Technische Details (Architektur & Fähigkeiten)
- Modellfamilie & Eingabe/Ausgabe: Mitglied der gpt-image-1-Familie; akzeptiert Text-Prompts und Bildeingaben (für Edits) und gibt generierte Bildausgaben zurück. Quality/size-Parameter steuern die Auflösung (typischer Maximalwert ~1536×1024 in dieser Familie — siehe Doku für exakt unterstützte Größen).
- Betriebsseitige Kompromisse: als Modell mit kleinerem Footprint konzipiert — tauscht etwas Spitzenfidelity gegen Durchsatz- und Kostenvorteile, bei gleichzeitig robuster Prompt-Befolgung und Edit-Funktionen.
- Sicherheit & Metadaten: folgt den Sicherheitsrichtlinien von OpenAI für Bilder und bettet bei Verfügbarkeit C2PA-Metadatenoptionen für Provenienz ein.
Eingaben & Ausgaben — die Standardnutzung unterstützt:
- Text-Prompt (String) zur Generierung eines neuen Bildes.
- Bild + Maske für gezielte Edits/Inpainting.
- Referenzbilder zur Steuerung von Stil oder Komposition.
Diese werden über die Images-API bereitgestellt (Modellnamegpt-image-1-mini).
Einschränkungen
- Geringere Spitzenfidelity: im Vergleich zum großen gpt-image-1-Modell kann Mini einige Mikrodetaile und höchste Photorealismus-Stufen einbüßen (erwarteter Trade-off zugunsten der Kosten).
- Textdarstellung & kleinste Details: wie viele Bildmodelle kann es mit sehr kleinem, gut lesbarem Text, dichten Diagrammen oder mikrofeinen Texturen kämpfen; hierfür ggf. nachbearbeiten oder höherkapazitive Modelle verwenden.
- Edit-Umfang: Bildbearbeitung/Inpainting ist verfügbar, weist jedoch gegenüber interaktiven ChatGPT-Webtools einige Bearbeitungslimitierungen auf — Edits sind für viele Aufgaben effektiv, können aber iterative Verfeinerung erfordern.
- Sicherheits- und Richtlinienbeschränkungen: Ausgaben unterliegen den Moderations-/Sicherheitsvorgaben von OpenAI (explizite Inhalte, Urheberrechtsbeschränkungen, unzulässige Ausgaben). Entwickler können die Sensitivität der Moderation über API-Parameter steuern, wo angeboten.
Empfohlene Anwendungsfälle
- Hochvolumige Inhaltserstellung (Marketing-Assets, Thumbnails, schnelle Konzeptkunst) — bei der Kosten pro Bild im Vordergrund stehen.
- Programmgesteuerte Bearbeitung / Templating — Massen-Inpainting oder Variantengenerierung aus einem Basis-Asset.
- Interaktive Anwendungen mit Budgetbeschränkungen — Chat-Interfaces oder integrierte Design-Tools, bei denen Antwortgeschwindigkeit und Kosten wichtiger sind als absolute höchste Bildtreue.
- Prototyping & A/B-Bildgenerierung — viele Kandidatenbilder schnell erzeugen und Finalisten selektiv hochskalieren oder auf größeren Modellen erneut ausführen.

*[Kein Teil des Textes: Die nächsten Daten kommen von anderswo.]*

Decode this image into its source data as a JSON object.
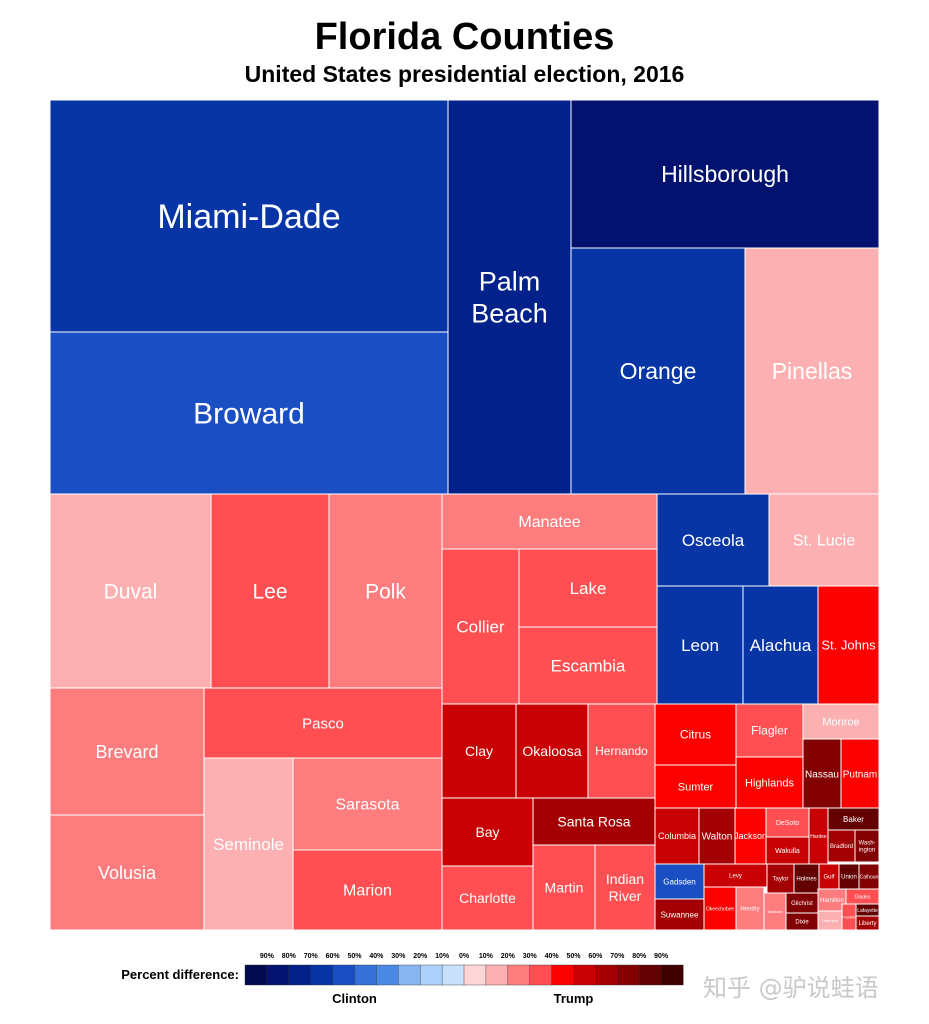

- Zugriff auf die gpt-image-1-mini-API
Schritt 1: Für einen API-Schlüssel registrieren
Loggen Sie sich bei cometapi.com ein. Wenn Sie noch kein Nutzer sind, registrieren Sie sich bitte zuerst. Melden Sie sich in Ihrer CometAPI-Konsole an. Holen Sie sich den Zugangsanmelde-API-Schlüssel der Schnittstelle. Klicken Sie im persönlichen Center beim API-Token auf „Add Token“, erhalten Sie den Token-Schlüssel: sk-xxxxx und senden Sie ihn ab.

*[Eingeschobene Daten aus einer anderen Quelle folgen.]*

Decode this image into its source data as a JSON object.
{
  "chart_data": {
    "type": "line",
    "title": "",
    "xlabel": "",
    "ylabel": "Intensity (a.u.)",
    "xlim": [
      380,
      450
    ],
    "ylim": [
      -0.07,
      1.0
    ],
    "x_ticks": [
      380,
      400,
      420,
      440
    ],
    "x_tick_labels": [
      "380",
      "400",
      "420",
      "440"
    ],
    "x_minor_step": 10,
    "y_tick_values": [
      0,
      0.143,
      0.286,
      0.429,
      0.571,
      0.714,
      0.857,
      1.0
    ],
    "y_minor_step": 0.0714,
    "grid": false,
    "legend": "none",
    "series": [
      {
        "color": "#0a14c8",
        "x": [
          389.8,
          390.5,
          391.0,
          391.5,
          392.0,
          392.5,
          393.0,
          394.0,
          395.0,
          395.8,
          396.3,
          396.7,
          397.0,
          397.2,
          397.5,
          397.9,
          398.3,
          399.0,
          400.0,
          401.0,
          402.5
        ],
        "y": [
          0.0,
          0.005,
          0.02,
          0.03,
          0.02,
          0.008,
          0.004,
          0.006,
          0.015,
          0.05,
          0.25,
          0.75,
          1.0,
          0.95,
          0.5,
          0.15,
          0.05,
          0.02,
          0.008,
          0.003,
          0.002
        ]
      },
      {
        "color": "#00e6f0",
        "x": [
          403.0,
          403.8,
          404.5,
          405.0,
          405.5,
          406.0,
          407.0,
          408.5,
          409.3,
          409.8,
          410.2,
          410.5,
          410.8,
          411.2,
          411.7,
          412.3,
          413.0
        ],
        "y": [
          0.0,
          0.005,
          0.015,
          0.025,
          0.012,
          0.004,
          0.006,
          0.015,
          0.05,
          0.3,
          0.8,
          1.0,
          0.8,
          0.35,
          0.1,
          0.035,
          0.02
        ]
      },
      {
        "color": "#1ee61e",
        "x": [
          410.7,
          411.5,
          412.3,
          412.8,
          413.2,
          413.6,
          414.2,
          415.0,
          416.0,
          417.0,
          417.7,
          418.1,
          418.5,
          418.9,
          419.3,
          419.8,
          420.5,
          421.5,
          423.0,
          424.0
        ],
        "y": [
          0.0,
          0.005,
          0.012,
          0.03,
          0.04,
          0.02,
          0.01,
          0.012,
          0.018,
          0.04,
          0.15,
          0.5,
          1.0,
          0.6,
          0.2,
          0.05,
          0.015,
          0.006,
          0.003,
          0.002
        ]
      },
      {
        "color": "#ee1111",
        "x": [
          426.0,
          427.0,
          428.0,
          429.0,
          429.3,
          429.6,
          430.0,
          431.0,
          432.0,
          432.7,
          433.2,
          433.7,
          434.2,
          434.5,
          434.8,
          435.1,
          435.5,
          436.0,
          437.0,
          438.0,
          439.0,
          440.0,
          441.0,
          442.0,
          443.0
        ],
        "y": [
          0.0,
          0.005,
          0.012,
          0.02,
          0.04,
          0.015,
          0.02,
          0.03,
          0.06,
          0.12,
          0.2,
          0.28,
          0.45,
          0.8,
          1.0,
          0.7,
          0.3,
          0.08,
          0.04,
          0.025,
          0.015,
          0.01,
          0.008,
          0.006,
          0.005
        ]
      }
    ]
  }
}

Schritt 2: Anfragen an die gpt-image-1-mini-API senden
Wählen Sie den “\**gpt-image-1-mini \**”-Endpunkt, um die API-Anfrage zu senden, und legen Sie den Request-Body fest. Anfragemethode und Request-Body entnehmen Sie der API-Dokumentation auf unserer Website. Unsere Website stellt außerdem Apifox-Tests zu Ihrer Bequemlichkeit bereit. Ersetzen Sie <YOUR_API_KEY> durch Ihren tatsächlichen CometAPI-Schlüssel aus Ihrem Konto.

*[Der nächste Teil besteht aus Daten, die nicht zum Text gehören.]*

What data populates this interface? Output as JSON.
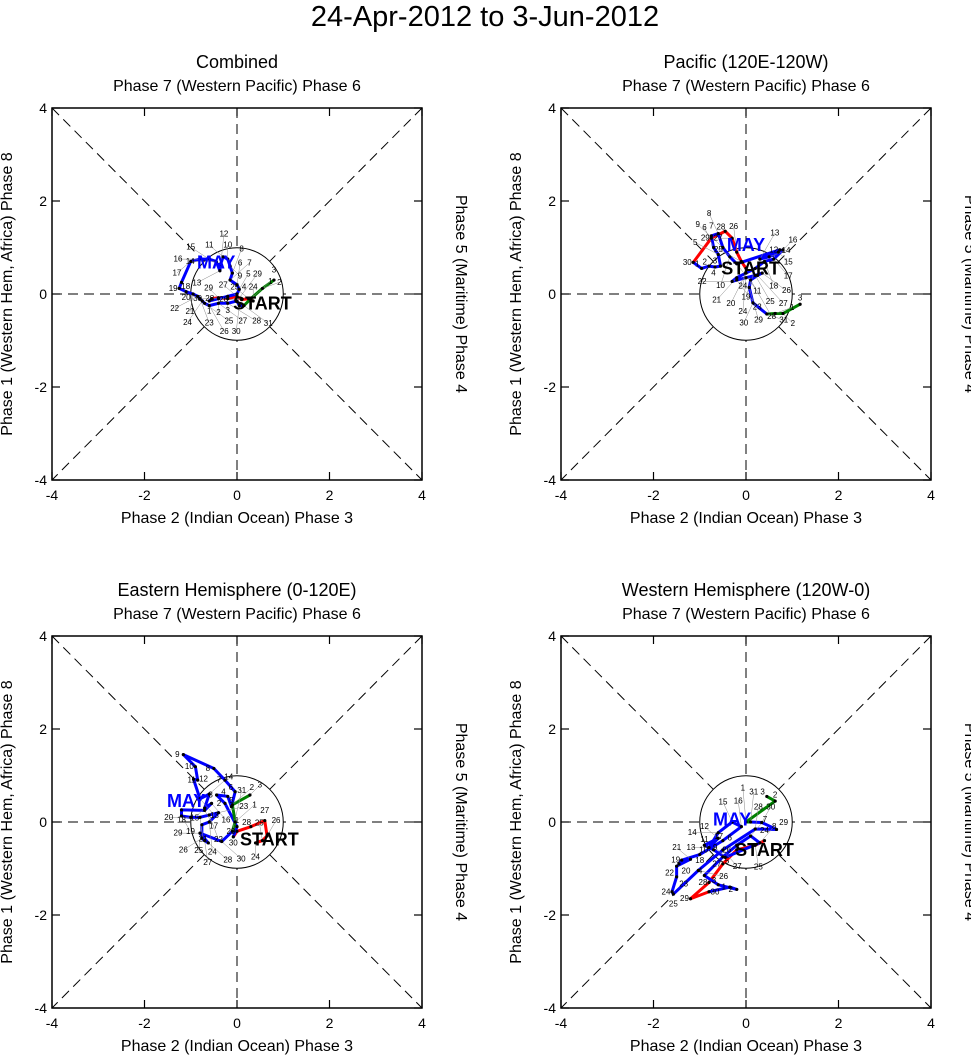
{
  "title": "24-Apr-2012 to 3-Jun-2012",
  "axis_labels": {
    "top": "Phase 7 (Western Pacific) Phase 6",
    "bottom": "Phase 2 (Indian Ocean) Phase 3",
    "left": "Phase 1 (Western Hem, Africa) Phase 8",
    "right": "Phase 5 (Maritime) Phase 4"
  },
  "colors": {
    "april": "#ff0000",
    "may": "#0000ff",
    "june": "#008000",
    "may_label": "#0000ff"
  },
  "chart_data": [
    {
      "type": "line",
      "title": "Combined",
      "xlim": [
        -4,
        4
      ],
      "ylim": [
        -4,
        4
      ],
      "xticks": [
        -4,
        -2,
        0,
        2,
        4
      ],
      "yticks": [
        -4,
        -2,
        0,
        2,
        4
      ],
      "series": [
        {
          "name": "April",
          "color": "#ff0000",
          "days": [
            24,
            25,
            26,
            27,
            28,
            29,
            30
          ],
          "x": [
            0.35,
            0.25,
            0.1,
            0.0,
            -0.2,
            -0.4,
            -0.55
          ],
          "y": [
            -0.15,
            -0.1,
            -0.12,
            -0.05,
            -0.1,
            -0.08,
            -0.1
          ]
        },
        {
          "name": "May",
          "color": "#0000ff",
          "days": [
            1,
            2,
            3,
            4,
            5,
            6,
            7,
            8,
            9,
            10,
            11,
            12,
            13,
            14,
            15,
            16,
            17,
            18,
            19,
            20,
            21,
            22,
            23,
            24,
            25,
            26,
            27,
            28,
            29,
            30,
            31
          ],
          "x": [
            -0.6,
            -0.4,
            -0.2,
            0.0,
            0.05,
            0.0,
            -0.15,
            -0.1,
            -0.15,
            -0.2,
            -0.3,
            -0.35,
            -0.37,
            -0.45,
            -0.6,
            -0.8,
            -1.0,
            -1.2,
            -1.25,
            -1.1,
            -0.95,
            -0.85,
            -0.8,
            -0.75,
            -0.7,
            -0.6,
            -0.4,
            -0.2,
            0.0,
            0.05,
            0.15
          ],
          "y": [
            -0.15,
            -0.1,
            -0.05,
            0.0,
            0.1,
            0.2,
            0.3,
            0.45,
            0.6,
            0.75,
            0.8,
            0.65,
            0.5,
            0.7,
            0.75,
            0.75,
            0.7,
            0.25,
            0.12,
            0.05,
            0.0,
            -0.05,
            -0.1,
            -0.15,
            -0.2,
            -0.25,
            -0.2,
            -0.2,
            -0.15,
            -0.25,
            -0.25
          ]
        },
        {
          "name": "June",
          "color": "#008000",
          "days": [
            1,
            2,
            3
          ],
          "x": [
            0.3,
            0.55,
            0.8
          ],
          "y": [
            -0.1,
            0.12,
            0.3
          ]
        }
      ],
      "annotations": [
        {
          "text": "MAY",
          "x": -0.45,
          "y": 0.68,
          "color": "#0000ff"
        },
        {
          "text": "START",
          "x": 0.55,
          "y": -0.2,
          "color": "#000000"
        }
      ]
    },
    {
      "type": "line",
      "title": "Pacific (120E-120W)",
      "xlim": [
        -4,
        4
      ],
      "ylim": [
        -4,
        4
      ],
      "xticks": [
        -4,
        -2,
        0,
        2,
        4
      ],
      "yticks": [
        -4,
        -2,
        0,
        2,
        4
      ],
      "series": [
        {
          "name": "April",
          "color": "#ff0000",
          "days": [
            24,
            25,
            26,
            27,
            28,
            29,
            30
          ],
          "x": [
            0.0,
            -0.1,
            -0.2,
            -0.3,
            -0.45,
            -0.75,
            -1.14
          ],
          "y": [
            0.55,
            0.7,
            0.9,
            1.2,
            1.35,
            1.2,
            0.68
          ]
        },
        {
          "name": "May",
          "color": "#0000ff",
          "days": [
            1,
            2,
            3,
            4,
            5,
            6,
            7,
            8,
            9,
            10,
            11,
            12,
            13,
            14,
            15,
            16,
            17,
            18,
            19,
            20,
            21,
            22,
            23,
            24,
            25,
            26,
            27,
            28,
            29,
            30,
            31
          ],
          "x": [
            -0.96,
            -0.8,
            -0.67,
            -0.55,
            -0.6,
            -0.7,
            -0.75,
            -0.6,
            -0.5,
            -0.35,
            -0.2,
            0.73,
            0.3,
            0.5,
            0.7,
            0.8,
            0.6,
            0.4,
            0.2,
            0.0,
            -0.2,
            -0.3,
            -0.2,
            0.0,
            0.2,
            0.35,
            0.25,
            0.1,
            0.07,
            0.15,
            0.45
          ],
          "y": [
            0.55,
            0.6,
            0.58,
            0.6,
            0.85,
            1.0,
            1.25,
            1.3,
            1.0,
            0.8,
            0.65,
            0.95,
            0.75,
            0.8,
            0.9,
            0.95,
            0.75,
            0.7,
            0.55,
            0.45,
            0.35,
            0.27,
            0.3,
            0.35,
            0.4,
            0.45,
            0.4,
            0.3,
            0.14,
            -0.19,
            -0.43
          ]
        },
        {
          "name": "June",
          "color": "#008000",
          "days": [
            1,
            2,
            3
          ],
          "x": [
            0.63,
            0.8,
            1.17
          ],
          "y": [
            -0.42,
            -0.42,
            -0.22
          ]
        }
      ],
      "annotations": [
        {
          "text": "MAY",
          "x": 0.0,
          "y": 1.05,
          "color": "#0000ff"
        },
        {
          "text": "START",
          "x": 0.1,
          "y": 0.55,
          "color": "#000000"
        }
      ]
    },
    {
      "type": "line",
      "title": "Eastern Hemisphere (0-120E)",
      "xlim": [
        -4,
        4
      ],
      "ylim": [
        -4,
        4
      ],
      "xticks": [
        -4,
        -2,
        0,
        2,
        4
      ],
      "yticks": [
        -4,
        -2,
        0,
        2,
        4
      ],
      "series": [
        {
          "name": "April",
          "color": "#ff0000",
          "days": [
            24,
            25,
            26,
            27,
            28,
            29,
            30
          ],
          "x": [
            0.4,
            0.55,
            0.65,
            0.6,
            0.3,
            0.0,
            -0.08
          ],
          "y": [
            -0.45,
            -0.4,
            -0.3,
            0.03,
            -0.1,
            -0.2,
            -0.32
          ]
        },
        {
          "name": "May",
          "color": "#0000ff",
          "days": [
            1,
            2,
            3,
            4,
            5,
            6,
            7,
            8,
            9,
            10,
            11,
            12,
            13,
            14,
            15,
            16,
            17,
            18,
            19,
            20,
            21,
            22,
            23,
            24,
            25,
            26,
            27,
            28,
            29,
            30,
            31
          ],
          "x": [
            0.0,
            -0.26,
            -0.44,
            -0.2,
            -0.12,
            -0.04,
            -0.26,
            -0.5,
            -1.16,
            -0.9,
            -0.85,
            -0.94,
            -0.8,
            -0.6,
            -0.7,
            -0.55,
            -0.7,
            -1.2,
            -1.2,
            -1.0,
            -0.8,
            -0.6,
            -0.4,
            -0.6,
            -0.76,
            -0.76,
            -0.7,
            -0.62,
            -0.8,
            -0.33,
            -0.1
          ],
          "y": [
            -0.1,
            0.4,
            0.58,
            0.55,
            0.33,
            0.65,
            0.9,
            1.15,
            1.45,
            1.19,
            0.9,
            0.92,
            0.5,
            0.6,
            0.3,
            0.4,
            0.25,
            0.26,
            0.13,
            0.1,
            0.1,
            0.15,
            0.2,
            0.0,
            -0.06,
            -0.35,
            -0.4,
            -0.45,
            -0.24,
            -0.42,
            -0.2
          ]
        },
        {
          "name": "June",
          "color": "#008000",
          "days": [
            1,
            2,
            3
          ],
          "x": [
            -0.04,
            -0.1,
            0.28
          ],
          "y": [
            0.0,
            0.37,
            0.58
          ]
        }
      ],
      "annotations": [
        {
          "text": "MAY",
          "x": -1.1,
          "y": 0.45,
          "color": "#0000ff"
        },
        {
          "text": "START",
          "x": 0.7,
          "y": -0.38,
          "color": "#000000"
        }
      ]
    },
    {
      "type": "line",
      "title": "Western Hemisphere (120W-0)",
      "xlim": [
        -4,
        4
      ],
      "ylim": [
        -4,
        4
      ],
      "xticks": [
        -4,
        -2,
        0,
        2,
        4
      ],
      "yticks": [
        -4,
        -2,
        0,
        2,
        4
      ],
      "series": [
        {
          "name": "April",
          "color": "#ff0000",
          "days": [
            24,
            25,
            26,
            27,
            28,
            29,
            30
          ],
          "x": [
            0.4,
            0.2,
            -0.2,
            -0.5,
            -0.8,
            -1.2,
            -0.8
          ],
          "y": [
            -0.4,
            -0.5,
            -0.6,
            -0.9,
            -1.3,
            -1.65,
            -1.5
          ]
        },
        {
          "name": "May",
          "color": "#0000ff",
          "days": [
            1,
            2,
            3,
            4,
            5,
            6,
            7,
            8,
            9,
            10,
            11,
            12,
            13,
            14,
            15,
            16,
            17,
            18,
            19,
            20,
            21,
            22,
            23,
            24,
            25,
            26,
            27,
            28,
            29,
            30,
            31
          ],
          "x": [
            -0.35,
            -0.2,
            -0.6,
            -0.9,
            -0.5,
            -0.2,
            0.1,
            0.3,
            -0.45,
            -0.7,
            -0.9,
            -0.6,
            -0.8,
            -0.6,
            -0.3,
            -0.1,
            -0.5,
            -1.0,
            -1.39,
            -1.45,
            -1.2,
            -1.5,
            -1.5,
            -1.6,
            -1.57,
            -1.03,
            -0.5,
            0.2,
            0.66,
            0.34,
            0.1
          ],
          "y": [
            -1.4,
            -1.45,
            -1.35,
            -1.15,
            -0.75,
            -0.5,
            -0.3,
            -0.45,
            -0.76,
            -0.6,
            -0.5,
            -0.35,
            -0.55,
            -0.23,
            0.0,
            -0.1,
            -0.4,
            -0.7,
            -0.82,
            -0.9,
            -0.8,
            -0.95,
            -1.18,
            -1.5,
            -1.55,
            -1.04,
            -0.6,
            -0.15,
            -0.16,
            -0.01,
            0.0
          ]
        },
        {
          "name": "June",
          "color": "#008000",
          "days": [
            1,
            2,
            3
          ],
          "x": [
            0.0,
            0.63,
            0.45
          ],
          "y": [
            0.0,
            0.45,
            0.55
          ]
        }
      ],
      "annotations": [
        {
          "text": "MAY",
          "x": -0.3,
          "y": 0.05,
          "color": "#0000ff"
        },
        {
          "text": "START",
          "x": 0.4,
          "y": -0.6,
          "color": "#000000"
        }
      ]
    }
  ]
}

Fügen Sie Ihre Frage oder Anfrage in das Inhaltsfeld ein — auf diese Eingabe antwortet das Modell. Verarbeiten Sie die API-Antwort, um die generierte Antwort zu erhalten.
Schritt 3: Ergebnisse abrufen und verifizieren
Verarbeiten Sie die API-Antwort, um die generierte Antwort zu erhalten. Nach der Verarbeitung antwortet die API mit dem Task-Status und den Ausgabedaten.